Face à cette concurrence les studios d’Etat qui disposent de plus de moyens financiers qu’auparavant notamment en cherchent aussi des fonds hors du Vietnam, développent deux attitudes. Les uns continuent à produire des films destinés aux festivals ou projetés en séances privées qui continuent, pour une part, à mettre en scène la guerre et ses conséquences. D’autres studios d’Etat, au premier rang desquels le studio Gia Phong essaient aussi de produire des films plus commerciaux en direction d’un jeune public. Pour ce faire Gia Phong a élaboré un calendrier de films de divertissement tels que Thoi xa vang (Temps lointains) dans lequel joue Miss Vietnam 2004 ou Mua len trau (Gardien de buffles) de Nguyên Vo Nghïem Minh qui a obtenu de nombreuses récompenses, notamment au Festival international du film de Chicago en 2004. Mutation technique commune aux deux circuits, l’accélération du développement du DVD au Vietnam.
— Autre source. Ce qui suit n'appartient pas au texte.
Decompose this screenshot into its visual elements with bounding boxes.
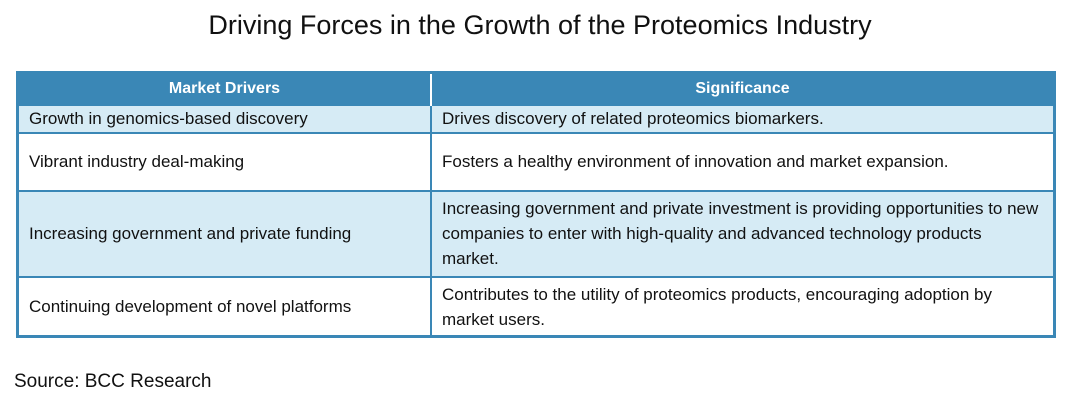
significance-cell: Increasing government and private invest… [430,189,1053,278]
significance-cell: Drives discovery of related proteomics b… [430,104,1053,133]
source-note: Source: BCC Research [14,371,212,392]
table-row: Increasing government and private fundin… [19,189,1053,278]
header-market-drivers: Market Drivers [19,74,431,105]
drivers-table: Market Drivers Significance Growth in ge… [16,71,1056,338]
drivers-table-grid: Market Drivers Significance Growth in ge… [19,74,1053,335]
table-row: Vibrant industry deal-making Fosters a h… [19,131,1053,191]
driver-cell: Growth in genomics-based discovery [19,104,431,133]
driver-cell: Vibrant industry deal-making [19,131,431,191]
table-row: Growth in genomics-based discovery Drive… [19,104,1053,133]
page-title: Driving Forces in the Growth of the Prot… [208,10,872,40]
significance-cell: Fosters a healthy environment of innovat… [430,131,1053,191]
table-header-row: Market Drivers Significance [19,74,1053,105]
table-row: Continuing development of novel platform… [19,276,1053,335]
driver-cell: Increasing government and private fundin… [19,189,431,278]
header-significance: Significance [430,74,1053,105]
significance-cell: Contributes to the utility of proteomics… [430,276,1053,335]
driver-cell: Continuing development of novel platform… [19,276,431,335]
En effet, les salles de cinéma sont encore peu nombreuses (quelques dizaines), concentrées dans les grandes villes et peu sont des salles modernes comme le Centre National de projection de films de Hanoï, où les films vietnamiens sont largement représentés. Le développement des studios privés est donc à la fois une chance et un risque pour le cinéma vietnamien. Une chance, car ce phénomène permet aux cinéastes vietnamiens de s’ouvrir plus largement à d’autres cultures et à d’autre manières de faire du cinéma, de bénéficier de plus de moyens financiers et de mieux distribuer leurs films. Un risque, car le circuit privé privilégie un cinéma racoleur, au détriment de la qualité et d’un regard critique sur la société vietnamienne.
Alain Guillemin
(Chargé de recherche au CNRS, Institut de recherche sur le Sud–Est Asiatique, Maison Asie Pacifique, Marseille).